Linear regression
Yes. For linear regression, you can do both updates in $O(1)$ time.
Recall that for ordinary least squares estimation, we estimate the parameter vector $\hat\beta$ using the equation
$$\hat{\beta} = (X^T X)^{-1} X^T y.$$
Here $X$ is a $n \times 2$ matrix and $y$ is a $n$-vector. Adding a point amounts to adding a row to $X$ and $y$; deleting a point corresponds to deleting a row.
So, here is the technique. When you do the initial estimate, remember the value of $X^T X$ (which is a $2 \times 2$ matrix) and of $X^T y$ (which is a $2$-vector). This only requires $O(1)$ storage.
Now let's say you add a point. This involves adding a row to $X,y$, to obtain new values, call them $X',y'$. We now need to compute $(X'^T X')^{-1} X'^T y'$. Fortunately, this can computed efficiently. It is easy to compute $X'^T X'$ in $O(1)$ time, given the value of $X^T X$ and the row that was added to $X$. It is also easy to compute $X'^T y'$ in $O(1)$, given the value of $X^T y$ and the row that was added to $X,y$. Once you know the values of $X'^T X'$ and $X'^T y'$, you can simply multiply them (takes $O(1)$ time) and update the stored values.
A similar procedure can be used to remove a point, if you've stored all of the points and all of $X,y$.
Quadratic regression
The same techniques work for quadratic regression. Now instead of a $n\times 2$ matrix, we have a $n \times 3$ matrix. Basically, instead of the simple linear model $y \sim \beta_1 x + \beta_2$, we obtain the model $y \sim \beta_1 x^2 + \beta_2 x + \beta_3$, which has three parameters instead of two. Everything else transfers over, and all updates can be done in $O(1)$ time.
Gradient descent
Finally, one last method. Some variations on linear regression work by using gradient descent (or some other iterative mathematical optimization algorithm) to find the best model that maximizes some objective function (likelihood, or loss, or whatever).

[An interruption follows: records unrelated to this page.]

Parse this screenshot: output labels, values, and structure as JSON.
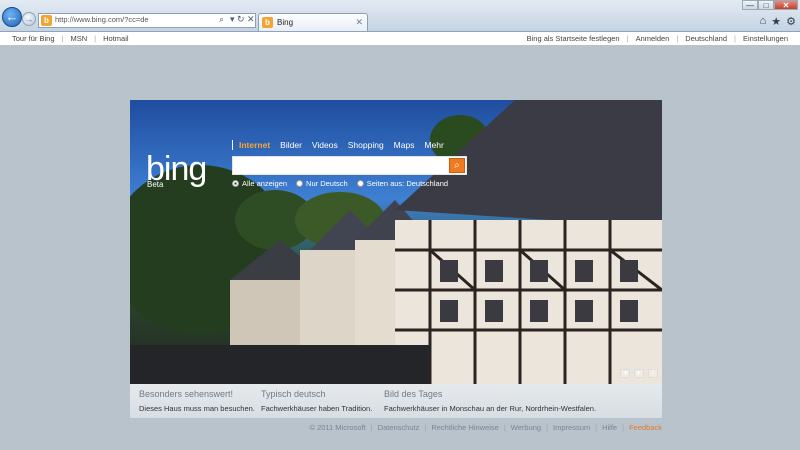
{
  "browser": {
    "url": "http://www.bing.com/?cc=de",
    "tab_title": "Bing",
    "favicon_letter": "b",
    "back_icon": "←",
    "forward_icon": "→",
    "search_icon": "⌕",
    "refresh_icon": "↻",
    "stop_icon": "✕",
    "tab_close": "✕",
    "dropdown_icon": "▾",
    "tools": [
      "⌂",
      "★",
      "⚙"
    ],
    "window": {
      "minimize": "—",
      "maximize": "□",
      "close": "✕"
    }
  },
  "topnav": {
    "left": [
      "Tour für Bing",
      "MSN",
      "Hotmail"
    ],
    "right": [
      "Bing als Startseite festlegen",
      "Anmelden",
      "Deutschland",
      "Einstellungen"
    ]
  },
  "bing": {
    "logo": "bing",
    "beta": "Beta",
    "scopes": [
      "Internet",
      "Bilder",
      "Videos",
      "Shopping",
      "Maps",
      "Mehr"
    ],
    "search_value": "",
    "search_button_icon": "⌕",
    "options": [
      {
        "label": "Alle anzeigen",
        "selected": true
      },
      {
        "label": "Nur Deutsch",
        "selected": false
      },
      {
        "label": "Seiten aus: Deutschland",
        "selected": false
      }
    ]
  },
  "info": [
    {
      "title": "Besonders sehenswert!",
      "text": "Dieses Haus muss man besuchen."
    },
    {
      "title": "Typisch deutsch",
      "text": "Fachwerkhäuser haben Tradition."
    },
    {
      "title": "Bild des Tages",
      "text": "Fachwerkhäuser in Monschau an der Rur, Nordrhein-Westfalen."
    }
  ],
  "footer": [
    "© 2011 Microsoft",
    "Datenschutz",
    "Rechtliche Hinweise",
    "Werbung",
    "Impressum",
    "Hilfe",
    "Feedback"
  ],
  "colors": {
    "accent": "#f07a1f",
    "active_scope": "#f7a536",
    "feedback": "#e07a2f"
  }
}
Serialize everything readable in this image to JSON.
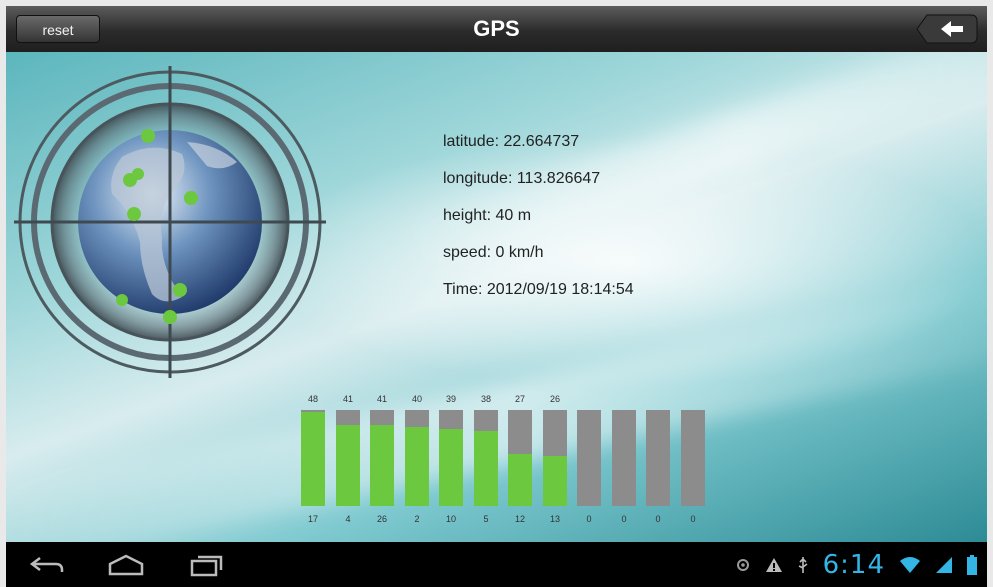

Heuristically, if you update the set of points, you can often update the existing model much more efficiently than computing a new one from scratch. In particular, you simply use grade descent with the new objective function -- but you use the old model as the starting point / initial point for the gradient descent. Gradient descent is usually much faster when the starting point is close to the final optimum value, and when you make a small change (like adding or removing one point) we can expect this to be the case.
I don't think there are any complexity-theoretic guarantees with this approach, so it's entirely heuristic -- but it might work in practice if you are using gradient descent based methods for estimation instead of ordinary least squares.